Il Parma e Cristiano Ronaldo: un matrimonio sfiorato nel 2003

Vicino l’approdo di CR7 al Parma quindici anni fa quando giocava nello Sporting Lisbona; Ronaldo…

Vicino l’approdo di CR7 al Parma quindici anni fa quando giocava nello Sporting Lisbona; Ronaldo scelse di andare da Ferguson

Un matrimonio solo sfiorato, proprio quando Parma e Sporting Lisbona erano vicini alla fumata bianca. Cristiano Ronaldo poteva venire a Parma (e giocare in Serie A) già nel 2003 quando aveva 18 anni e ancora non era conosciuto come CR7. Allora il Direttore Sportivo crociato era Doriano Tosi e in panchina Cesare Prandelli guidava un gruppo di giovani calciatori. Restando sulla linea dei talenti in Europa il Ds aveva adocchiato un portoghese che mostrava colpi da futuro campione. Il Parma si era mosso offrendo una cifra vicina ai dieci milioni di euro per portare Ronaldo in Emilia.
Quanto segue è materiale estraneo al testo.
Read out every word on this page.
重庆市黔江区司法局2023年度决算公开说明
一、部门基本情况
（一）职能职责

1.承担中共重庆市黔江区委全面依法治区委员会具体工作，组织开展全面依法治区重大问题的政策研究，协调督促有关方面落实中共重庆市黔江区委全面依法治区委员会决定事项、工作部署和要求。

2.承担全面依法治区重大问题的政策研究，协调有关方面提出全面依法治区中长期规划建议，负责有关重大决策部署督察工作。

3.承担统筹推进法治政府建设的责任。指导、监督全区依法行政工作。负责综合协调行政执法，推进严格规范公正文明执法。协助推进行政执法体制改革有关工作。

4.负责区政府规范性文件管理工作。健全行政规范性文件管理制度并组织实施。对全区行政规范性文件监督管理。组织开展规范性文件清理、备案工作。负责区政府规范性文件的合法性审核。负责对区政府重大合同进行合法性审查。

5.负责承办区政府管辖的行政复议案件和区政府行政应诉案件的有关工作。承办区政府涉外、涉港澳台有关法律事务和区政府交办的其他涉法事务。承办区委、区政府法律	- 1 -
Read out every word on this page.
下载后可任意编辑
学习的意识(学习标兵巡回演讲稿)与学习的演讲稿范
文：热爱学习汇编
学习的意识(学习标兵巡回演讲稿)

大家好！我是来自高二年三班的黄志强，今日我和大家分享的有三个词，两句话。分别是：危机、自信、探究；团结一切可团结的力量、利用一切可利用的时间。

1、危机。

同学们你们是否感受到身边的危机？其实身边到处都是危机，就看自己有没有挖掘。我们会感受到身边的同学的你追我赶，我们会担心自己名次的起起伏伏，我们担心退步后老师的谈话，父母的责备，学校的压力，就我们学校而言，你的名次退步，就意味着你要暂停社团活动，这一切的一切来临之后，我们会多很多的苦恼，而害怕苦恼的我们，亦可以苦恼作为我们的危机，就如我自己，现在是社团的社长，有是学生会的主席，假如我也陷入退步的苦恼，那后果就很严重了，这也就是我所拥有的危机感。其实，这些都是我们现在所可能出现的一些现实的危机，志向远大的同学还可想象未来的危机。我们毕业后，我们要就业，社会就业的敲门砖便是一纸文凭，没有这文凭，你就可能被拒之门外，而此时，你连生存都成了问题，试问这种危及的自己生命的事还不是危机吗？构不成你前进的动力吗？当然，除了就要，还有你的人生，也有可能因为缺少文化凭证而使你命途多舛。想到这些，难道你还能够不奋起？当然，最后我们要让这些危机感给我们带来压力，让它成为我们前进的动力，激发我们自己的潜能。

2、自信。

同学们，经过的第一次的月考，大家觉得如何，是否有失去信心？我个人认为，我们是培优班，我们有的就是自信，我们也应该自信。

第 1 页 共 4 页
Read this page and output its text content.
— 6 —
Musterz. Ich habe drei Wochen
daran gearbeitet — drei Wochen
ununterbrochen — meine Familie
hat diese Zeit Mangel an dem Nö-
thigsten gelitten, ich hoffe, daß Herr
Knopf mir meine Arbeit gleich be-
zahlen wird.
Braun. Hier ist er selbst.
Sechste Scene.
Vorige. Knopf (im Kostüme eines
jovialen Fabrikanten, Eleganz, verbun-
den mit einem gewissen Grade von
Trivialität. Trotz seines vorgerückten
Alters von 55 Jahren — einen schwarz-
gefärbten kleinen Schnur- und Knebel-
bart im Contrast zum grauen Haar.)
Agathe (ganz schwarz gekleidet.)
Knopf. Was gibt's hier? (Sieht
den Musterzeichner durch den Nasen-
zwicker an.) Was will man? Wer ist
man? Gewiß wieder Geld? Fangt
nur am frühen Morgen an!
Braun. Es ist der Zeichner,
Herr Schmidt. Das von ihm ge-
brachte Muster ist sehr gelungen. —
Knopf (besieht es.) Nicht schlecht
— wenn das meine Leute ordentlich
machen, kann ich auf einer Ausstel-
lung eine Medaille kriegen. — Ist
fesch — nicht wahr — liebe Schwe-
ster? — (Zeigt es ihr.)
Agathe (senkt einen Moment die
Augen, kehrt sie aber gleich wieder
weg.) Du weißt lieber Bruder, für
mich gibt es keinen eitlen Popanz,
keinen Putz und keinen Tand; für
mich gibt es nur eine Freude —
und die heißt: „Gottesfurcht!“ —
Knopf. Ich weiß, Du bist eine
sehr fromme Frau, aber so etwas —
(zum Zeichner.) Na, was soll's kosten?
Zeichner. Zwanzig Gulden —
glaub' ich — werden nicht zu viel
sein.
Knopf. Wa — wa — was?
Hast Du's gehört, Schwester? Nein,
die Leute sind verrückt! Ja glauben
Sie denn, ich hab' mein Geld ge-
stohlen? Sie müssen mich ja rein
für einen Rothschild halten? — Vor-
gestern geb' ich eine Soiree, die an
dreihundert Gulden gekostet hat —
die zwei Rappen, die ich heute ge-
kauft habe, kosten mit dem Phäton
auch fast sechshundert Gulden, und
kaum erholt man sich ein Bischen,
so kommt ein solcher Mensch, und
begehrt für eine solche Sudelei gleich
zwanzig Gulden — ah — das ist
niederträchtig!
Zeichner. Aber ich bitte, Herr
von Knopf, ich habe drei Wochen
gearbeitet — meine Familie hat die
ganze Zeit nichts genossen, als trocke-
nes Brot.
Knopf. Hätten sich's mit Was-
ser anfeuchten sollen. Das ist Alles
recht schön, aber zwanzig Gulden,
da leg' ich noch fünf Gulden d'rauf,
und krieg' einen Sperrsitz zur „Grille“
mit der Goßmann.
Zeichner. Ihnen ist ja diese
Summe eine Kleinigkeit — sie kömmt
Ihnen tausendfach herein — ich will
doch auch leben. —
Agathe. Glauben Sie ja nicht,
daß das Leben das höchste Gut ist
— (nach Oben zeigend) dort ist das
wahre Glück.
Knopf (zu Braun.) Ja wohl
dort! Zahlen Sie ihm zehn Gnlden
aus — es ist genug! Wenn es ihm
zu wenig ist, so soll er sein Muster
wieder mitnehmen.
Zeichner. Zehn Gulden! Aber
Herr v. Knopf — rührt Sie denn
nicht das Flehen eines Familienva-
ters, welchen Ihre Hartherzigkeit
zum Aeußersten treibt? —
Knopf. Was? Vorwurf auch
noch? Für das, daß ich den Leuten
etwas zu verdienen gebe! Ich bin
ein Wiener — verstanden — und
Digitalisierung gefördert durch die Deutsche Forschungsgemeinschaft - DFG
Fu un’amichevole tra Sporting Lisbona e Manchester United a rovinare i piani della società crociata, che aveva allungato i tempi della trattativa. Il 3-1 finale e la doppietta di Cristiano impressionò Ferguson che decise di portarselo a Manchester.

Veramente per poco CR7 non è arrivato a Parma. Ieri è arrivata anche la conferma dell’ex diesse Tosi alla Gazzetta di Modena: “Nel 2003 la situazione economica a Parma non era rosea. Dovevamo sostituire Mutu e spendere meno per un nuovo acquisto. Negli ultimi mesi cercavo affari nel campionato portoghese e consigliai Cristiano Ronaldo alla società crociata. Aveva vinto gli Europei under 21 col Portogallo ed era uno dei più giovani tra loro. Fummo davvero vicini a chiudere con un’offerta da dieci milioni. Prandelli dal ritiro di Gubbio mi telefono dicendo di prenderlo subito”. Poi arrivò quell’amichevole tra Sporting e Manchester e la trattativa sfumò per un soffio. CR7 arriva in Italia quindici anni dopo con la maglia della Juventus e ben presto scenderà sul campo del Tardini per sfidare i crociati.